Several important changes to China's laws came into effect on May 1, 2011, addressing such things as which crimes deserve the death penalty and appropriate punishments for producers of tainted food as well as bringing in harsher sentences for people who drink and drive.

China's newly revised Criminal Law has a shorter list of crimes that can be punished by death - 55 now instead of the previous 68, which highlights "the respect for life and the protection for human rights" in the country.

China's newly amended Road Traffic Safety Law now states that drunk drivers will have their driver's licenses revoked upon conviction. Drivers found guilty of drunk driving charges will have to wait five years to apply for new licenses.

The amendment also says that drunk drivers may have their licenses permanently revoked if they cause a serious accident.

Benzoyl peroxide and calcium peroxide, two flour additives that are commonly used to 'bleach' food, will be prohibited as of May 1, according to a notice jointly released by seven ministry-level departments.
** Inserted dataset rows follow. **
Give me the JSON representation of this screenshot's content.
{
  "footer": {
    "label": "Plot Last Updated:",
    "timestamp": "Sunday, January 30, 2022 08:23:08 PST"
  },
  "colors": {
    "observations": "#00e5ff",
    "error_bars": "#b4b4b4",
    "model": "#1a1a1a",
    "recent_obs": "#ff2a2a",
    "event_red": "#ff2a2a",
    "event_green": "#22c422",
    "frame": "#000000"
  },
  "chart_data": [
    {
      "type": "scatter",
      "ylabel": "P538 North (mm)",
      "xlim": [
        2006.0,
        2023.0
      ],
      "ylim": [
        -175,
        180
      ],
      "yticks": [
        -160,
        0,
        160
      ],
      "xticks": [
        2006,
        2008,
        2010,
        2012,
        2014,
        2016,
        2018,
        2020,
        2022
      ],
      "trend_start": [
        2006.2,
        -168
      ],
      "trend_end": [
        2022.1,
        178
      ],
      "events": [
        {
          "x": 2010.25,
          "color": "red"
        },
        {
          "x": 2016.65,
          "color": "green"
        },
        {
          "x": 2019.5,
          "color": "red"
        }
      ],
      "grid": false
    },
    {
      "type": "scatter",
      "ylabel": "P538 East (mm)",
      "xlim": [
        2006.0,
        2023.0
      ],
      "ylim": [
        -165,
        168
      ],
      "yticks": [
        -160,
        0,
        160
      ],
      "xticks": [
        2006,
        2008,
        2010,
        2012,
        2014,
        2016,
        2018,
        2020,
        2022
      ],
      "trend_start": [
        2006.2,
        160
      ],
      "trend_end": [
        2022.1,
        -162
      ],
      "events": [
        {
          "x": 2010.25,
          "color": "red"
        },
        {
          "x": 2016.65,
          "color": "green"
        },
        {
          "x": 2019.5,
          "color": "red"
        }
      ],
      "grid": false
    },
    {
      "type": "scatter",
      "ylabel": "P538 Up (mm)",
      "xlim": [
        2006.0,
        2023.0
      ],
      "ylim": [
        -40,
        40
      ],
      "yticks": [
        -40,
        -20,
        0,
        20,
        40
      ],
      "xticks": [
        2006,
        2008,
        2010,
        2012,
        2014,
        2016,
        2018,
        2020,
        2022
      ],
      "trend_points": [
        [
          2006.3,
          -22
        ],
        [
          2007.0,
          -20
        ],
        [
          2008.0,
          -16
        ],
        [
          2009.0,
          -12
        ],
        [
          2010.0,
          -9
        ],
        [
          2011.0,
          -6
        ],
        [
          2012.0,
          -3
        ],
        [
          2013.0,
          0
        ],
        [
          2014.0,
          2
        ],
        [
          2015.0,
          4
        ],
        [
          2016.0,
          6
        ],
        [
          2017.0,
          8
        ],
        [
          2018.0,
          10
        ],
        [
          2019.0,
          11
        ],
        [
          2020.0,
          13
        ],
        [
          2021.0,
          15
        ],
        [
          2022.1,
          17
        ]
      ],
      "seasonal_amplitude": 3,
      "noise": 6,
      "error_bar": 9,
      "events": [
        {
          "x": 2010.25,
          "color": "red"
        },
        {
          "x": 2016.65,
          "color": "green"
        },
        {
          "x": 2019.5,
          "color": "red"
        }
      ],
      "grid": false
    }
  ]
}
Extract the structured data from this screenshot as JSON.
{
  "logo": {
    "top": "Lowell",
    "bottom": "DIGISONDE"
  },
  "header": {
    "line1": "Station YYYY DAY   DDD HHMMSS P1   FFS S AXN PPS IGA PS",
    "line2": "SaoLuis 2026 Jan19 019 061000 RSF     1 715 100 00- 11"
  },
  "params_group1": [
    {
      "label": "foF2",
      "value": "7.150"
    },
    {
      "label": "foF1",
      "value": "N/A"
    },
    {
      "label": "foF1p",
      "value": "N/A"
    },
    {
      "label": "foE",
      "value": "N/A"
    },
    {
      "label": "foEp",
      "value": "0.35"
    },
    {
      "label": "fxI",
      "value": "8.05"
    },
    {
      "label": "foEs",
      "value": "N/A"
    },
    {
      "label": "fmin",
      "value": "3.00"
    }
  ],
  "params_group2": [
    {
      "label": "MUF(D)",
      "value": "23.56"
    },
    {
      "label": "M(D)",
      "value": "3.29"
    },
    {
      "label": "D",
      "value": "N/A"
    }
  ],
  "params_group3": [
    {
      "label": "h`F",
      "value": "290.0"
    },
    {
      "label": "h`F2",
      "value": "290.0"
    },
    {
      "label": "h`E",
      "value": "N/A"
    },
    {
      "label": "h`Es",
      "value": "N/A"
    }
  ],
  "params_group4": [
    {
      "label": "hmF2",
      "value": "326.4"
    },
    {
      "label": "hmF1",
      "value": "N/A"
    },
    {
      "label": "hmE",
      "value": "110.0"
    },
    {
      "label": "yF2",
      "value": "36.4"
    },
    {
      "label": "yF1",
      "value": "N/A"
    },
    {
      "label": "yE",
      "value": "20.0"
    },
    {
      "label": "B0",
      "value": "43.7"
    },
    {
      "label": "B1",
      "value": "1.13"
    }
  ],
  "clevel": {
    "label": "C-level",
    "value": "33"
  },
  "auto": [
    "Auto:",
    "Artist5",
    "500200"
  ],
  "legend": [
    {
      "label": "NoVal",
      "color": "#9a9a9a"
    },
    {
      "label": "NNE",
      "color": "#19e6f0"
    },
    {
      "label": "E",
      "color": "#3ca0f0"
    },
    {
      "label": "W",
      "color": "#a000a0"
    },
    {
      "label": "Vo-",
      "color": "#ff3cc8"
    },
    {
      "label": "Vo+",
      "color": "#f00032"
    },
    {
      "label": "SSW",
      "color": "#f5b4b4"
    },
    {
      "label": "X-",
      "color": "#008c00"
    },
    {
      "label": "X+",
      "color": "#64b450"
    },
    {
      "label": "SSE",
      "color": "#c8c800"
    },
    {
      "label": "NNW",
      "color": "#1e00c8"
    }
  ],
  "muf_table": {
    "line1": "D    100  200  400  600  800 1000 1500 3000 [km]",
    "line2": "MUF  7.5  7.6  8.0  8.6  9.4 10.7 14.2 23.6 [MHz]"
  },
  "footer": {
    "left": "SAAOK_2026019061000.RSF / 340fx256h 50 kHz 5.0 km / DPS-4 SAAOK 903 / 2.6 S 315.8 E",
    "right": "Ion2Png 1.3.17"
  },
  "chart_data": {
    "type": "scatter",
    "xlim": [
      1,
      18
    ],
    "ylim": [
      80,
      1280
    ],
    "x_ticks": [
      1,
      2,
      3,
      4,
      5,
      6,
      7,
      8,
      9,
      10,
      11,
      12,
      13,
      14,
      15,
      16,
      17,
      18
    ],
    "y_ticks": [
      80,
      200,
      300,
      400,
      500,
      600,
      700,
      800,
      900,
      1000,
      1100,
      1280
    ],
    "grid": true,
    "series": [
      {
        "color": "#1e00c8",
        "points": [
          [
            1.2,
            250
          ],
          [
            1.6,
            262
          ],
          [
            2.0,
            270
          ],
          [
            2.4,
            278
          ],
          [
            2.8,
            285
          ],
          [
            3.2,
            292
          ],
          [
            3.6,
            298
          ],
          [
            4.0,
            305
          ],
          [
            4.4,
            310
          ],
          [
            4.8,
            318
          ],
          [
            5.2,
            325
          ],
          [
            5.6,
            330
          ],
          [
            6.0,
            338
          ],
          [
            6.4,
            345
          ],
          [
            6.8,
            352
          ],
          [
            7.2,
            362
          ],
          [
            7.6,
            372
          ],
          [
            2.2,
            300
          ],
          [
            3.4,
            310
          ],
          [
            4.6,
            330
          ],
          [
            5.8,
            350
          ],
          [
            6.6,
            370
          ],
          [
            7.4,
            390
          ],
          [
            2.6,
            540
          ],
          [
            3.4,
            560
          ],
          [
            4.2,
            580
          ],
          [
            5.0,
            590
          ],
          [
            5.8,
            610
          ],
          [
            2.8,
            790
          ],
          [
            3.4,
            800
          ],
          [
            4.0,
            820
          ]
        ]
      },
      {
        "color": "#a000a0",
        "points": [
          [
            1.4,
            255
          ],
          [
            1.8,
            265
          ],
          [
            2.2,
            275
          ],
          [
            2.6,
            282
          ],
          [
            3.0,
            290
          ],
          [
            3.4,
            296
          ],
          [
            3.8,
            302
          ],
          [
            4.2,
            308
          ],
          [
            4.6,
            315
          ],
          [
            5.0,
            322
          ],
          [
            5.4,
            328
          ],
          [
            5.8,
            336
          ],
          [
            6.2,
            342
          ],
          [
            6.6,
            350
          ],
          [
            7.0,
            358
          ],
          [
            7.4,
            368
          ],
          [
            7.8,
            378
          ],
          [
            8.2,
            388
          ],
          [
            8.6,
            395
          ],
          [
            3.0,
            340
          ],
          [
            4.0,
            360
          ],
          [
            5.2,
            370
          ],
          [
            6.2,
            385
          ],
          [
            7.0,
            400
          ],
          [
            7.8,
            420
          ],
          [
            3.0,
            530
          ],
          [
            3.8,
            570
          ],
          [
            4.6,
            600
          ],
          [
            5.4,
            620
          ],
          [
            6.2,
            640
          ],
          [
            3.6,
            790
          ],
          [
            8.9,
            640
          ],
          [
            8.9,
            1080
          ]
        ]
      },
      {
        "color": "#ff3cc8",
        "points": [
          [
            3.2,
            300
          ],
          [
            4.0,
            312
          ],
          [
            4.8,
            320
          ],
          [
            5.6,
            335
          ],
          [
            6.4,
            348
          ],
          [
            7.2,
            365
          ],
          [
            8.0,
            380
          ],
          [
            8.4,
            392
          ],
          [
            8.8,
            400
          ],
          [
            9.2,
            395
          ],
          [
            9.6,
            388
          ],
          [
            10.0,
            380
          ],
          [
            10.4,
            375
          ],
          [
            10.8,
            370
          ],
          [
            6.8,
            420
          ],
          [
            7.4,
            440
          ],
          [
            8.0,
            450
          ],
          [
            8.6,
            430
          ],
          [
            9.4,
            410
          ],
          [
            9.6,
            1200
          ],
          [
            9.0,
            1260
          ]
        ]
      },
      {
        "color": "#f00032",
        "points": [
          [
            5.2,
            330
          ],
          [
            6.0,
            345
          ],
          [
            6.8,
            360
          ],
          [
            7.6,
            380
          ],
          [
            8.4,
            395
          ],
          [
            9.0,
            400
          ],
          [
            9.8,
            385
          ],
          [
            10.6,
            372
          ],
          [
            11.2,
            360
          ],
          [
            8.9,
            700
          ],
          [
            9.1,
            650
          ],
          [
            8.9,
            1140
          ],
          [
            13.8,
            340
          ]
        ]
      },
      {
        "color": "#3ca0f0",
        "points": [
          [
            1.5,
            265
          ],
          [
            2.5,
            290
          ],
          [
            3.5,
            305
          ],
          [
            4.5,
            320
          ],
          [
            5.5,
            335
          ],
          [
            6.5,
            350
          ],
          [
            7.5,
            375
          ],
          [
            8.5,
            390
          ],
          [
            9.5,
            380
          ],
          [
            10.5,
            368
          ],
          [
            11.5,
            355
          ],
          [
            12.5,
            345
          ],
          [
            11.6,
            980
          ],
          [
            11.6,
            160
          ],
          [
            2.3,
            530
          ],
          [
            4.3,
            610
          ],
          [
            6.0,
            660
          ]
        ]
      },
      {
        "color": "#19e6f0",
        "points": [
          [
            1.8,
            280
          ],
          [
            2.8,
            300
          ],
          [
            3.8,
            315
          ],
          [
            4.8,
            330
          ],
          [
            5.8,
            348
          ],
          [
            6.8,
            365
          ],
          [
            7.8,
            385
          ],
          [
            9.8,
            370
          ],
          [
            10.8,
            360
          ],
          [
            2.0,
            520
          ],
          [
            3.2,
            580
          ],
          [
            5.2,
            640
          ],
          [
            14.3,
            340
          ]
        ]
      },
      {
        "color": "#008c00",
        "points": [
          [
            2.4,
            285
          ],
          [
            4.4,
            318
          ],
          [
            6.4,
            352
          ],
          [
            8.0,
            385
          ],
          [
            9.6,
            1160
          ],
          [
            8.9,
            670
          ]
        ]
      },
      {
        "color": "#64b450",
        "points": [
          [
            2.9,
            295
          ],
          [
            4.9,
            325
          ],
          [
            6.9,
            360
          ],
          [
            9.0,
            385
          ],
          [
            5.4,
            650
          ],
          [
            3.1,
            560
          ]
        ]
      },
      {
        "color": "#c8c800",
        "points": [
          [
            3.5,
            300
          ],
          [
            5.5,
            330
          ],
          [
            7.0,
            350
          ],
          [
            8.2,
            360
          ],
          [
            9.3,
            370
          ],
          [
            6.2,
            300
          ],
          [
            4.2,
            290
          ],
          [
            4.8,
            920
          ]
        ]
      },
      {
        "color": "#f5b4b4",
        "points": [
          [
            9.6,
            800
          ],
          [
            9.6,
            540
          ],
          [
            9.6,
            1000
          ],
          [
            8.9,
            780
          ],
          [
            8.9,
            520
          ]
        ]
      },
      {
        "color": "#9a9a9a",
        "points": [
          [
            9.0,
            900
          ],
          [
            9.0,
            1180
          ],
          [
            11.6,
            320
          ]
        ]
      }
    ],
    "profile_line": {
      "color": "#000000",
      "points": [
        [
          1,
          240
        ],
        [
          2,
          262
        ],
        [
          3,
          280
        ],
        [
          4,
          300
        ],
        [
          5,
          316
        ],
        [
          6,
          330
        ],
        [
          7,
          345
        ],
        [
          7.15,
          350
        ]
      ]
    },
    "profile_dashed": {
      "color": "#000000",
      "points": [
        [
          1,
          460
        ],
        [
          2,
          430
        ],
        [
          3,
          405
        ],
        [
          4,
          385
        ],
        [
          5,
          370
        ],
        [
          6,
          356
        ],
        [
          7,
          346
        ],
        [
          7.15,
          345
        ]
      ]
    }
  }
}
Flour and related products produced before that date will be allowed for sale until their shelf life expires.

The document said that China's improved grain processing methods have removed the need for the additives.

May 4, 2011
The daily compensation for victims of criminal offenses has been raised to 142.33 yuan, up 16.9 yuan from that in 2010, according to a circular issued by the Supreme People's Procuratorate (SPP) Wednesday.

The adjustment was in line with the hike in daily wages across the country, according to the circular.

Figures released by the National Bureau of Statistics on Tuesday showed that the average annual wage of the workers in urban non-private sectors increased 13.5 percent to 37,147 yuan in 2010, or 142.33 yuan (21.92 U.S. dollars) each workday.